Comment le comprendre? Bienvenue dans l' get-memberapplet de commande. Si vous souhaitez connaître le type d'objet produit par une applet de commande, dirigez-le get-member. Par exemple, si vous essayez de comprendre les processus en cours d'exécution sur votre ordinateur et que vous avez réduit les options à l' get-processapplet de commande, voici comment découvrir ce que get-processproduit l' applet de commande:

get-process | get-member

L'exécution de cette commande produit une longue liste de propriétés et de méthodes pour get-process, mais au tout début de la liste, vous pouvez voir le type d'objet qui get-process crée:

TypeName: System.Diagnostics.Process

La capture d' écran ci - dessous vous indique également que get-processdes propriétés appelées Handles, Name, NPM, PM, SI, VMet WS.
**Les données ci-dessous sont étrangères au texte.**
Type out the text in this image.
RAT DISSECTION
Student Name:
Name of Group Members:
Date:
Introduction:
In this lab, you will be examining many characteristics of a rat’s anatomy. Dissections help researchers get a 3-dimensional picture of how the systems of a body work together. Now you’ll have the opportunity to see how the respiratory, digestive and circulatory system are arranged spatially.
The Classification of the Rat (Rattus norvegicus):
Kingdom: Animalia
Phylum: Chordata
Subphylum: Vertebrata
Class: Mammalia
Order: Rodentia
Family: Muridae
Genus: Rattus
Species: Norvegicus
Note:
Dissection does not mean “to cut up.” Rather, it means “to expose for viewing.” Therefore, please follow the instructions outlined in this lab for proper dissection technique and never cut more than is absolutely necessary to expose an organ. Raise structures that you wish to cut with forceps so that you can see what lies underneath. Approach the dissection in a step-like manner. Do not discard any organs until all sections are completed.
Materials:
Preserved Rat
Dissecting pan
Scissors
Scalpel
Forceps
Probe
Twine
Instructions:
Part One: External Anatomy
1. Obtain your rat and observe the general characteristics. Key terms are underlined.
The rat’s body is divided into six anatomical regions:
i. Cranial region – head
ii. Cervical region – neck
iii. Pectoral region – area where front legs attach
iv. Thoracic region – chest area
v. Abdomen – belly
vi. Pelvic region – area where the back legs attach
Si vous souhaitez manipuler la sortie de get-processafin de pouvoir l'utiliser (au lieu d'afficher une longue liste de processus actifs sur le moniteur), vous devez trouver une autre applet de commande qui fonctionnera avec System.Diagnostics.Processcomme entrée. Pour trouver une applet de commande consentante, utilisez simplement… attendez… PowerShell:

get-command -Parametertype System.Diagnostics.Process

Cela produit une liste de toutes les applets de commande qui peuvent gérer System.Diagnostics.Process.

Certaines applets de commande sont connues pour accepter presque tous les types d'entrée. Chef d' entre eux: where-object. Peut-être déroutant, where-objectboucle sur chaque élément envoyé dans le pipeline, un par un, et applique les critères de sélection que vous demandez. Il y a un marqueur spécial appelé $_. qui vous permet de parcourir chaque élément du tube, un à la fois.

Supposons que vous vouliez créer une liste de tous les processus en cours d'exécution sur votre machine qui sont appelés « svchost» - dans PowerShell Speak, vous voulez faire correspondre une Namepropriété de  svchost. Essayez cette commande PowerShell:

get-process | where-object {$_.Name -eq “svchost”}

La where-objectcmdlet examine chaque System.Diagnostics.Processélément, compare le .Namede cet élément à « svchost»; si l'élément correspond, il est craché au bout du tuyau et tapé sur votre moniteur. Voir la capture d'écran.